Michael P. Farkas, président de la Table ronde du Mois de l’histoire des Noir.e.s (Image tirée de la page Facebook du Mois de l’histoire des Noir.e.s/Napoleon Communications)

UN CAFÉ AVEC… MICHAEL P. FARKAS

Michael P. Farkas préside la Table ronde du Mois de l’histoire des Noir.e.s, une organisation à but non lucratif, depuis 2009. Très impliqué, il représente une figure importante de la communauté de descendance noire à Montréal et au-delà. EST MÉDIA Montréal l’a rencontré dans le cadre de la 34e édition du Mois de l’histoire des Noir.e.s qui se tiendra en février 2025. Nous en avons profité pour parler avec lui des origines de cette célébration devenue « incontournable » et de ses coups de coeur dans la programmation de cette année.

EST MÉDIA Montréal (EMM) : Pourriez-vous d’abord vous présenter?

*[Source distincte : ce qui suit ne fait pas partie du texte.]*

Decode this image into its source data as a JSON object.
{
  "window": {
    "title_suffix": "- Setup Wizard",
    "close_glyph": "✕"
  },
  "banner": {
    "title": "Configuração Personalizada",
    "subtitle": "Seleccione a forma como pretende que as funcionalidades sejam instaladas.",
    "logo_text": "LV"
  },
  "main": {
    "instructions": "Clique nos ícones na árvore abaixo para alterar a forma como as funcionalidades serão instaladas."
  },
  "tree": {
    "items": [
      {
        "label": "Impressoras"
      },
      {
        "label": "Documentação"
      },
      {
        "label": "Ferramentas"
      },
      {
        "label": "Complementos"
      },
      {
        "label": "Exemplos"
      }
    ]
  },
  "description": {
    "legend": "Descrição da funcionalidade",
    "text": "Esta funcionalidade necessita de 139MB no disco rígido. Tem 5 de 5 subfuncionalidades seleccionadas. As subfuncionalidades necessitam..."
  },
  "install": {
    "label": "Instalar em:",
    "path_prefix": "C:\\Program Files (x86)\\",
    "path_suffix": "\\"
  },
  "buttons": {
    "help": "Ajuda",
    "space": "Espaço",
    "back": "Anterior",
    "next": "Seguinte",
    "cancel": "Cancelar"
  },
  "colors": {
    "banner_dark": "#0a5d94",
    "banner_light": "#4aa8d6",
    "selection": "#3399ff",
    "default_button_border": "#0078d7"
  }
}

Michael P. Farkas (MPF) : Je suis Michael P. Farkas, je suis directeur de maisons de jeunes dans le quartier Petite-Bourgogne et je suis coordonnateur d’un projet pour les arts de la scène destiné aux enfants de 5 à 14 ans. Je suis médiateur urbain aussi depuis de nombreuses années. Et depuis 2009, je suis également président de la Table ronde du Mois de l’histoire des Noir.e.s.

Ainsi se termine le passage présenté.